Eğitimle ilgili olarak, din kültürü ve ahlak bilgisi dersleri zorunludur. Alevi bir aile tarafından yapılan başvuruya karşılık AİHM, Ekim 2007’de, oybirliğiyle, Avrupa İnsan Hakları Sözleşmesinin 1 No’lu Protokolünün (eğitim hakkına ilişkin) 2’nci maddesinin ihlal edilmiş olduğuna karar vermiştir. Mahkeme, Hükümet tarafından, bu derslerin Türk toplumundaki dini çeşitlilikleri gözetmediğinin kabul edilmesini not etmiştir. Mahkeme ayrıca, Türkiye’deki din eğitimi müfredatının demokratik toplumun gerektirdiği tarafsızlık ve çoğulculuk ölçütlerini karşılamadığına ve ebeveynlerin inançlarına saygı duyulmasını teminat altına alan uygun bir yöntemin bulunmadığına hükmetmiştir. Sonuç olarak, Mahkeme, Türkiye’nin eğitim sistemini ve ulusal mevzuatını Avrupa İnsan Hakları Sözleşmesi’ne uygun hale getirmesi gerektiğine hükmetmiştir.

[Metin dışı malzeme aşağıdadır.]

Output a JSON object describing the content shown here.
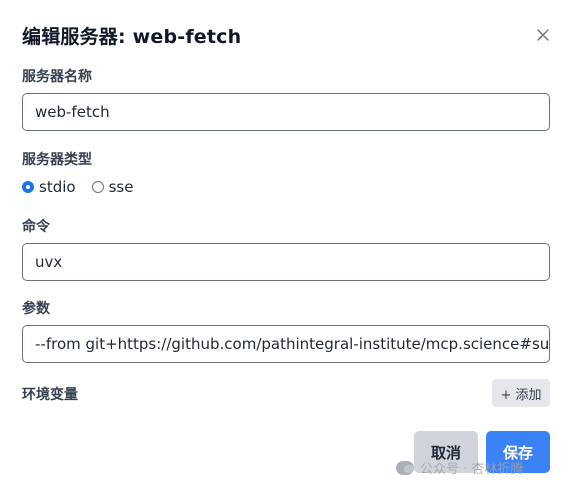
{
  "dialog": {
    "title": "编辑服务器: web-fetch"
  },
  "fields": {
    "name": {
      "label": "服务器名称",
      "value": "web-fetch"
    },
    "type": {
      "label": "服务器类型",
      "options": [
        {
          "label": "stdio",
          "checked": true
        },
        {
          "label": "sse",
          "checked": false
        }
      ]
    },
    "command": {
      "label": "命令",
      "value": "uvx"
    },
    "args": {
      "label": "参数",
      "value": "--from git+https://github.com/pathintegral-institute/mcp.science#subd"
    },
    "env": {
      "label": "环境变量",
      "add_label": "+ 添加"
    }
  },
  "footer": {
    "cancel_label": "取消",
    "save_label": "保存"
  },
  "watermark": {
    "text": "公众号 · 杏林折腾"
  },
  "colors": {
    "primary": "#3b82f6",
    "cancel": "#d1d5db"
  }
}
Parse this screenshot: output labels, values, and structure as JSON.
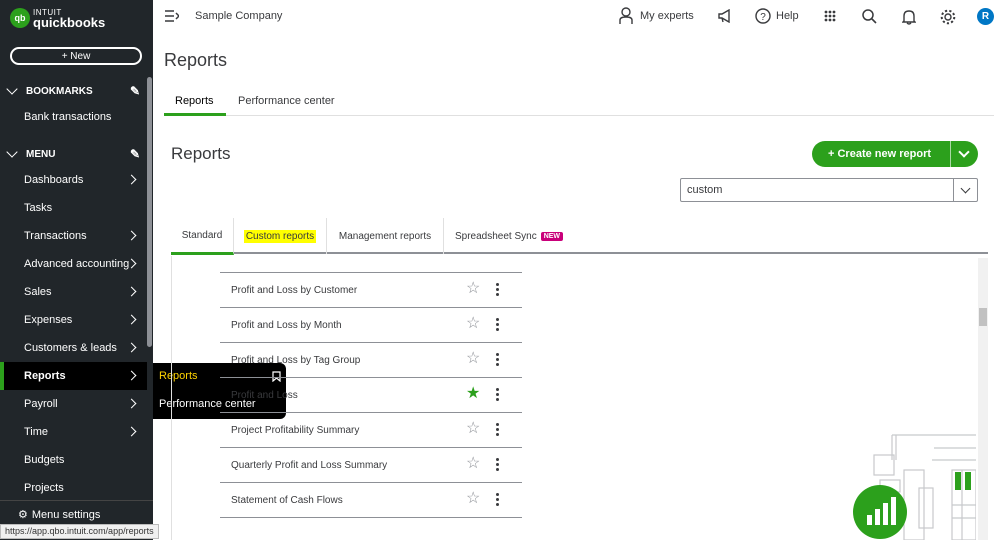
{
  "logo": {
    "line1": "INTUIT",
    "line2": "quickbooks",
    "badge": "qb"
  },
  "sidebar": {
    "new_label": "+ New",
    "bookmarks_label": "BOOKMARKS",
    "bookmark_items": [
      "Bank transactions"
    ],
    "menu_label": "MENU",
    "items": [
      {
        "label": "Dashboards",
        "arrow": true
      },
      {
        "label": "Tasks",
        "arrow": false
      },
      {
        "label": "Transactions",
        "arrow": true
      },
      {
        "label": "Advanced accounting",
        "arrow": true
      },
      {
        "label": "Sales",
        "arrow": true
      },
      {
        "label": "Expenses",
        "arrow": true
      },
      {
        "label": "Customers & leads",
        "arrow": true
      },
      {
        "label": "Reports",
        "arrow": true
      },
      {
        "label": "Payroll",
        "arrow": true
      },
      {
        "label": "Time",
        "arrow": true
      },
      {
        "label": "Budgets",
        "arrow": false
      },
      {
        "label": "Projects",
        "arrow": false
      }
    ],
    "menu_settings_label": "Menu settings",
    "status_url": "https://app.qbo.intuit.com/app/reports"
  },
  "flyout": {
    "items": [
      "Reports",
      "Performance center"
    ]
  },
  "topbar": {
    "company": "Sample Company",
    "my_experts": "My experts",
    "help": "Help",
    "avatar": "R"
  },
  "page": {
    "title": "Reports",
    "tabs": [
      "Reports",
      "Performance center"
    ],
    "heading": "Reports",
    "create_label": "+ Create new report",
    "search_value": "custom",
    "report_tabs": [
      "Standard",
      "Custom reports",
      "Management reports",
      "Spreadsheet Sync"
    ],
    "new_badge": "NEW"
  },
  "reports": [
    {
      "name": "Profit and Loss by Customer",
      "favorite": false
    },
    {
      "name": "Profit and Loss by Month",
      "favorite": false
    },
    {
      "name": "Profit and Loss by Tag Group",
      "favorite": false
    },
    {
      "name": "Profit and Loss",
      "favorite": true
    },
    {
      "name": "Project Profitability Summary",
      "favorite": false
    },
    {
      "name": "Quarterly Profit and Loss Summary",
      "favorite": false
    },
    {
      "name": "Statement of Cash Flows",
      "favorite": false
    }
  ],
  "colors": {
    "brand": "#2ca01c",
    "sidebar": "#21262a",
    "highlight": "#ffff00",
    "badge": "#c9007a"
  }
}
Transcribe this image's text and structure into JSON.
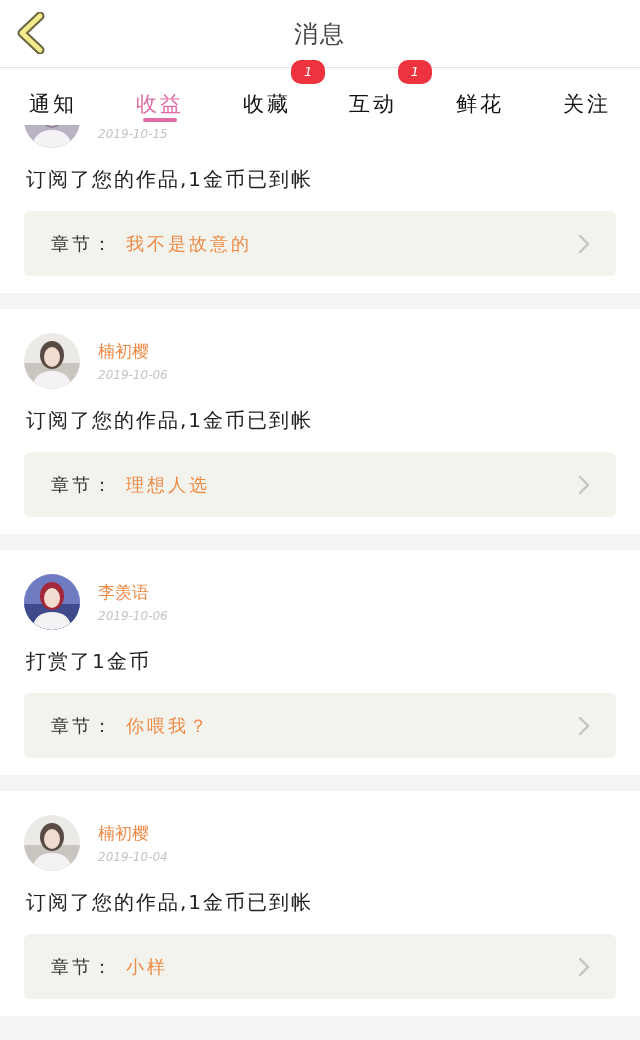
{
  "header": {
    "title": "消息"
  },
  "tabs": [
    {
      "label": "通知",
      "selected": false
    },
    {
      "label": "收益",
      "selected": true
    },
    {
      "label": "收藏",
      "selected": false,
      "badge": "1"
    },
    {
      "label": "互动",
      "selected": false,
      "badge": "1"
    },
    {
      "label": "鲜花",
      "selected": false
    },
    {
      "label": "关注",
      "selected": false
    }
  ],
  "messages": [
    {
      "date": "2019-10-15",
      "text": "订阅了您的作品,1金币已到帐",
      "chapter_label": "章节：",
      "chapter": "我不是故意的"
    },
    {
      "name": "楠初樱",
      "date": "2019-10-06",
      "text": "订阅了您的作品,1金币已到帐",
      "chapter_label": "章节：",
      "chapter": "理想人选"
    },
    {
      "name": "李羡语",
      "date": "2019-10-06",
      "text": "打赏了1金币",
      "chapter_label": "章节：",
      "chapter": "你喂我？"
    },
    {
      "name": "楠初樱",
      "date": "2019-10-04",
      "text": "订阅了您的作品,1金币已到帐",
      "chapter_label": "章节：",
      "chapter": "小样"
    }
  ]
}
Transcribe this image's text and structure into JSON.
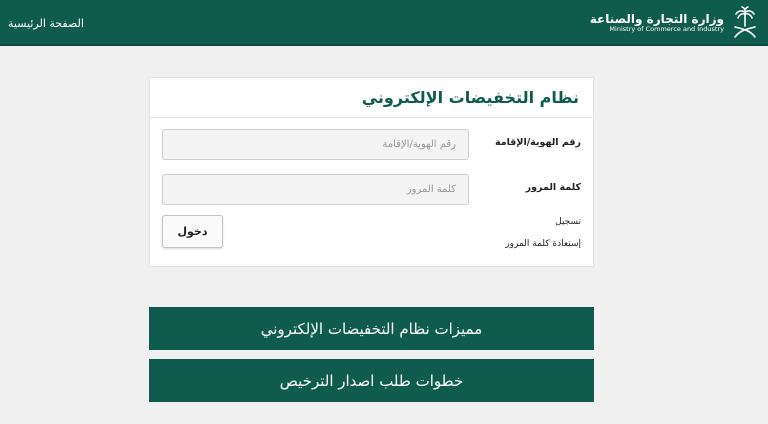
{
  "header": {
    "home_link": "الصفحة الرئيسية",
    "ministry_name_ar": "وزارة التجارة والصناعة",
    "ministry_name_en": "Ministry of Commerce and Industry",
    "emblem_icon": "palm-swords-emblem-icon",
    "background_color": "#0f5b4d"
  },
  "login": {
    "title": "نظام التخفيضات الإلكتروني",
    "id_label": "رقم الهوية/الإقامة",
    "id_placeholder": "رقم الهوية/الإقامة",
    "id_value": "",
    "password_label": "كلمة المرور",
    "password_placeholder": "كلمة المرور",
    "password_value": "",
    "submit_label": "دخول",
    "register_link": "تسجيل",
    "recover_link": "إستعادة كلمة المرور"
  },
  "sections": {
    "features_label": "مميزات نظام التخفيضات الإلكتروني",
    "steps_label": "خطوات طلب اصدار الترخيص",
    "accent_color": "#0f5b4d"
  }
}
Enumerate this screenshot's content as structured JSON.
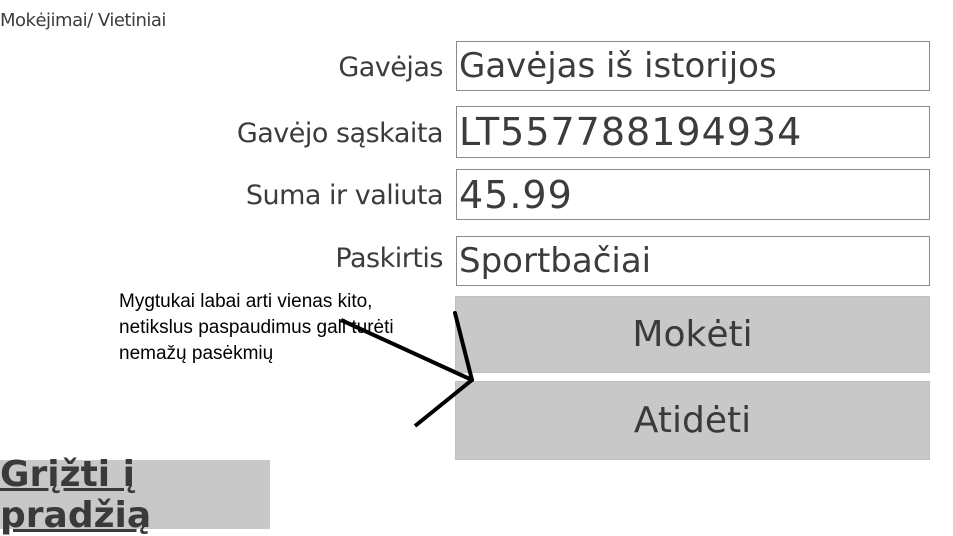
{
  "breadcrumb": "Mokėjimai/ Vietiniai",
  "form": {
    "recipient_label": "Gavėjas",
    "recipient_value": "Gavėjas iš istorijos",
    "account_label": "Gavėjo sąskaita",
    "account_value": "LT557788194934",
    "amount_label": "Suma ir valiuta",
    "amount_value": "45.99",
    "purpose_label": "Paskirtis",
    "purpose_value": "Sportbačiai"
  },
  "buttons": {
    "pay": "Mokėti",
    "postpone": "Atidėti",
    "home": "Grįžti į pradžią"
  },
  "annotation": {
    "text": "Mygtukai labai arti vienas kito, netikslus paspaudimus gali turėti nemažų pasėkmių"
  },
  "colors": {
    "button_bg": "#c8c8c8",
    "field_border": "#8a8a8a",
    "text": "#3c3c3c"
  }
}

— Türk mevzuatının din adamı eğitimi konusundaki sınırlamalarından ve Heybeliada Ruhban okulunun açılamamasından söz edilmektedir. Ayrıca yabancı din adamlarının Türkiye’de çalışmaları konusunda zorluklar çıkarıldığı belirtilmektedir.
“Din adamlarının eğitimi konusundaki sınırlamalar devam etmektedir. Türk mevzuatı, bu topluluklar için özel yüksek öğrenim imkânı sağlamamaktadır ve kamu eğitim sistemi içinde de bu tür imkânlar bulunmamaktadır. Heybeliada Rum Ortodoks Ruhban Okulu hala kapalıdır. Türkiye’de 2006 Aralık ayı itibarıyla Yabancıların Çalışma İzinlerine İlişkin Kanunun Uygulama Tüzüğüne bağlı olarak 122 yabancı din adamı çalışmaktadır. Buna rağmen, Türkiye’de çalışmak isteyen ancak sorunlarla karşılaşan ve Türk vatandaşlarıyla eşit muameleye tabi olma hakları sağlanmayan yabancı din adamlarına ilişkin vakalar rapor edilmektedir.”Bilindiği gibi Patrikliğimiz din adamı ve öğretmen yetiştirmek amacıyla bir üniversitede bir Ermenice kürsüsü kurulmasını istemektedir.
— Bu bölümde Fener Rum Patrikliğinin Ekümenik olduğu ancak Ekümenik unvanının kullanılmasına izin verilmediği ve Yargıtay’ın patrikliği Ekümenik olması için dayanağı olmadığını açıkladığı belirtmektedir. Ayrıca Patrikhanenin hala tüzel kişiliği olmayan bir kurum olduğu açıklanırken patrik seçimi ile ilgili olarak seçilenlerin Türk vatandaşı olması ve Türkiye’de çalışıyor olmaları koşullarının Avrupa İnsan Hakları Sözleşmesiyle sağlanan hakların kullanılması konusunda yeni sorunlar çıkarma potansiyeli olduğu belirtilmektedir. Bu sorunların yeni anayasada çözülmesi mümkün olabilir mi?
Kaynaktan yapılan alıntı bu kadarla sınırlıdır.